Secretly, Quinn was appalled by how recklessly Dean had borrowed. Maybe he shouldn’t be—Dean always had wanted the nice things in life, and had been a bigger risk-taker than Quinn. But damn it! He’d been living on the financial edge, Quinn was discovering. Balancing fine, because his business was successful and expanding, but without a hell of a lot in the way of reserves. He’d have been in deep doo-doo if the economy had taken a downturn, for example, and a good share of his clients had gone out of business or decided they could do without security.

But Quinn wouldn’t have criticized Dean aloud to anyone, much less to the cute little blonde who’d enjoyed all of Dean’s toys as long as someone else was paying the bills.

“I’ll buy the Camaro,” he heard himself say.

“And paint it black?”

That stung. “Thanks.”

She flushed. “Are you serious?”

“Yeah, I’m serious. Dean loved that car.”
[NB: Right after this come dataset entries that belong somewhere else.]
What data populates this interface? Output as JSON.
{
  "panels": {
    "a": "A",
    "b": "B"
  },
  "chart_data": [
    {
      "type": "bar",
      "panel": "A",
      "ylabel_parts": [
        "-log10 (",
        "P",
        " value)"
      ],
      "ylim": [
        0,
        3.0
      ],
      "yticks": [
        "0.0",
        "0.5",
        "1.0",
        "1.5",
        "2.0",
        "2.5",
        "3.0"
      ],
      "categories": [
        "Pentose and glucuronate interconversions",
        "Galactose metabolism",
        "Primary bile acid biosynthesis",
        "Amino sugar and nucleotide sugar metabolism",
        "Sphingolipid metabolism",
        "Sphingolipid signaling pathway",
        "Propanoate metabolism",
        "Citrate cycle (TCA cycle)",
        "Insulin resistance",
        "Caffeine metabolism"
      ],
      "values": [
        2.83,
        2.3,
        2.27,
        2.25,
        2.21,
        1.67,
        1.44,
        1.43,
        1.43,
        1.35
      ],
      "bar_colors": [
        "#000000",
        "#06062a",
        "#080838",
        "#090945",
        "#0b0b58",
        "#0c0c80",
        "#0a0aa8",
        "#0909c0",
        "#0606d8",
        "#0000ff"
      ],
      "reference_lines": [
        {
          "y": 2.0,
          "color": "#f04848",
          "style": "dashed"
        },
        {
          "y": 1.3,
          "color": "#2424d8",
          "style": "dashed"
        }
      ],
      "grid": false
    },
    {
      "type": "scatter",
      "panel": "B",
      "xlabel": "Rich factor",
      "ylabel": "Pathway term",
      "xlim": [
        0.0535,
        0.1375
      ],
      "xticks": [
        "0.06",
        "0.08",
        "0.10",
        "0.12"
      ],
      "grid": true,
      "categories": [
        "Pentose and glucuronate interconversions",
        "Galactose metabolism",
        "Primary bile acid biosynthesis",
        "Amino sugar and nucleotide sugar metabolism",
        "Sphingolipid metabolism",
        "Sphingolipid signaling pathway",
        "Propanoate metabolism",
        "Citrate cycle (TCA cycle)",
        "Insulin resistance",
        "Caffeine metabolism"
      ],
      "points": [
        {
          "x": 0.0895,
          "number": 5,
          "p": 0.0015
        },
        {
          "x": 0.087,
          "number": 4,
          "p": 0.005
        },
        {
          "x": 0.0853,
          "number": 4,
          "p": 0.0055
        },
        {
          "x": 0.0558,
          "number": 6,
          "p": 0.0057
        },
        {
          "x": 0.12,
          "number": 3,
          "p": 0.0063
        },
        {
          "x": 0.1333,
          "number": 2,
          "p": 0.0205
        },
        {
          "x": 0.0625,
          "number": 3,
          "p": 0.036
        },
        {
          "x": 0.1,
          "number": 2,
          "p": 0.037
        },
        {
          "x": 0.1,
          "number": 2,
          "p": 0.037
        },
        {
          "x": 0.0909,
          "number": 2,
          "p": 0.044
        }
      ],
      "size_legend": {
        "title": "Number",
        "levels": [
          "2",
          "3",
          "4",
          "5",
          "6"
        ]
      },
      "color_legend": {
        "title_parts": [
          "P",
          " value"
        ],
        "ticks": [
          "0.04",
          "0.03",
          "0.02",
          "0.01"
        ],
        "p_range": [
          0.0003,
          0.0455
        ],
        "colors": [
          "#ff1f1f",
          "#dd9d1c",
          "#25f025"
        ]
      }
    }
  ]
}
“Then…if you’ll take over the payments, it’s yours.”

He was blown away by the offer even though there was no way in hell he could take it. He’d started to think of her as greedy, but, okay, maybe she had some conscience.

“I’ll pay you.” He hesitated, then forced himself to say, “But thanks.”

Her eyes were wide and luminous. “I meant it. Dean would love to know you’d kept his car.”

“And I can afford to buy it.” He held up a hand. “No argument.”

The momentary glow on her face was extinguished, and Quinn felt like a crud.

“Okay,” she said, voice dull. “Do I really have to wait for probate to finish before I sell stuff?”

“We’ll talk to Armstrong,” Quinn promised. Surely the attorney would be reasonable. “If the bills can’t be paid, something has to go.”

Mindy nodded and said like a child, “Are we done?”